Type I and Type II Errors

The null and alternative hypotheses are competing statements about the population. Either the null hypothesis H0 is true or the alternative hypothesis Ha is true,

Developing Null and Alternative Hypotheses

It is not always obvious how the null and alternative hypotheses should be formulated. Care must be taken to structure the hypotheses appropriately so that

Home

See basic to advanced

If the data in statistical data analysis is multiple in numbers, then several multivariates can be performed. These are factor statistical data analysis, discriminant statistical data analysis, etc. Similarly, if the data is singular in number, then the univariate statistical data analysis is performed. This includes t test for significance, z test, f test, ANOVA one way, etc.

The data in statistical data analysis is basically of 2 types, namely, continuous data and discreet data. The continuous data is the one that cannot be counted. For example, intensity of a light can be measured but cannot be counted. The discreet data is the one that can be counted. For example, the number of bulbs can be counted.

The continuous data in statistical data analysis is distributed under continuous distribution function, which can also be called the probability density function, or simply pdf.

The discreet data in statistical data analysis is distributed under discreet distribution function, which can also be called the probability mass function or simple pmf.

We use the word ‘density’ in continuous data of statistical data analysis because density cannot be counted, but can be measured. We use the word ‘mass’ in discreet data of statistical data analysis because mass cannot be counted.

There are various pdf’s and pmf’s in statistical data analysis. For example, Poisson distribution is the commonly known pmf, and normal distribution is the commonly known pdf.

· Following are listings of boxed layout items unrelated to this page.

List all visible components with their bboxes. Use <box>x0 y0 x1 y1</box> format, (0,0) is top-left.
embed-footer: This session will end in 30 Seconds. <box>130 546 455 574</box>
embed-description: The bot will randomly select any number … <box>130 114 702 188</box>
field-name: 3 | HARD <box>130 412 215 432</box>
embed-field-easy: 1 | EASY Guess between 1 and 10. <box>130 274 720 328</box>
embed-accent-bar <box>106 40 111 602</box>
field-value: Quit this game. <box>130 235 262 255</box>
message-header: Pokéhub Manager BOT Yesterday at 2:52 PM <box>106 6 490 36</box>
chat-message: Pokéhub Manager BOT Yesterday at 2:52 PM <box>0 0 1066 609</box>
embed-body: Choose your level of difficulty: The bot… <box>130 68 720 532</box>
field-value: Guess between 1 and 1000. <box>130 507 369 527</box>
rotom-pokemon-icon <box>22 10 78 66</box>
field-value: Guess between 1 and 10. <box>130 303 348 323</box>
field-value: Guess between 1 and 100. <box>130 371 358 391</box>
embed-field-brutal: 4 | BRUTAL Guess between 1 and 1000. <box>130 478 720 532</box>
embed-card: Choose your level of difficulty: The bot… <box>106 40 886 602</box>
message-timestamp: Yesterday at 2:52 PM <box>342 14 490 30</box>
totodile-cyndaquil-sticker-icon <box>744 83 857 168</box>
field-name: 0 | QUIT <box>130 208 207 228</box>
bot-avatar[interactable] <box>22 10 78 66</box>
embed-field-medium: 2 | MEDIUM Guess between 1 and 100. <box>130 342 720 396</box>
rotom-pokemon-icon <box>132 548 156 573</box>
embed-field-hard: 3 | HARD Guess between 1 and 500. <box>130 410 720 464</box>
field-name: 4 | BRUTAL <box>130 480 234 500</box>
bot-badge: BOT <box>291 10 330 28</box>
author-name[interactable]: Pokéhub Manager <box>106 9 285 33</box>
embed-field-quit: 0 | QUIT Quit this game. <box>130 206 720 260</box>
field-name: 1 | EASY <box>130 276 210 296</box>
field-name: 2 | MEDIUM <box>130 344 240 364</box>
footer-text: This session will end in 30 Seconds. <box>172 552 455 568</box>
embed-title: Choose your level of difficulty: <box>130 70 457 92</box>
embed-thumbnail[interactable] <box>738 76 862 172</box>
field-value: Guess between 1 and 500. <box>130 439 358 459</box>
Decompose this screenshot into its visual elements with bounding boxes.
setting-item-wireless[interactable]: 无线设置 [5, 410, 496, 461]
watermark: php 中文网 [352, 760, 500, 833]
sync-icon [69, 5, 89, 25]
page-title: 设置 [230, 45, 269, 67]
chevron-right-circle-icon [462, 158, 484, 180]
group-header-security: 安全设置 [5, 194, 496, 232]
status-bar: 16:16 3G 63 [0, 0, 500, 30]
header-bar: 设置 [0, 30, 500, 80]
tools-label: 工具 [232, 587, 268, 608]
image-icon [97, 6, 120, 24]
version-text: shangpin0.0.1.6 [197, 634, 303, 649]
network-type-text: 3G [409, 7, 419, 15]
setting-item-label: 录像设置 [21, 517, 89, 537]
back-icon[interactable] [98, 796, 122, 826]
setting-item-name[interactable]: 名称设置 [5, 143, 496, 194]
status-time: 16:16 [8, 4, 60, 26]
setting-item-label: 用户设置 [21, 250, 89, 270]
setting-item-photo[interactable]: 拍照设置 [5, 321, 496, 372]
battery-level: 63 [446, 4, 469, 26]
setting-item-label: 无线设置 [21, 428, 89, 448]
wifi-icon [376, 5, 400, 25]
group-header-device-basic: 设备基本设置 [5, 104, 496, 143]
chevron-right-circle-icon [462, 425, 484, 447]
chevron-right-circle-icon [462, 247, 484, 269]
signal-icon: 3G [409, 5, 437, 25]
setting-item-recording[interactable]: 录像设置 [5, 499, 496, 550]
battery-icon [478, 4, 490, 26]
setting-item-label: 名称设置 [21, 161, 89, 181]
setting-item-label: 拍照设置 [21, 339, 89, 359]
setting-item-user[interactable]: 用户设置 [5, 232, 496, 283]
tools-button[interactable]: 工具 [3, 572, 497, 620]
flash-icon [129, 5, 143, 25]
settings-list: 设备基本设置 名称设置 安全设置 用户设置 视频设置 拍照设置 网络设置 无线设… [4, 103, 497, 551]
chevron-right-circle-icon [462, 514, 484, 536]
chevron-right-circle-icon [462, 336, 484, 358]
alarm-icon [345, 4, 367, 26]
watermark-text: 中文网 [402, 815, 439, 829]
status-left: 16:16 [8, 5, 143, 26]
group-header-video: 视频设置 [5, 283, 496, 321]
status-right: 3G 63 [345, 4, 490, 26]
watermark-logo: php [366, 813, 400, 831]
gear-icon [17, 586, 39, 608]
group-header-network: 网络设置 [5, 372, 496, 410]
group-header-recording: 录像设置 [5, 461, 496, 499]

These distributions in statistical data analysis help us to understand which data falls under which distribution. If the data is about the intensity of a bulb, then the data would be falling in Poisson distribution.

There is a major task in statistical data analysis, which comprises of statistical inference. The statistical inference is mainly comprised of two parts: estimation and tests of hypothesis.

Estimation in statistical data analysis mainly involves parametric data—the data that consists of parameters. On the other hand, tests of hypothesis in statistical data analysis mainly involve non parametric data— the data that consists of no parameters.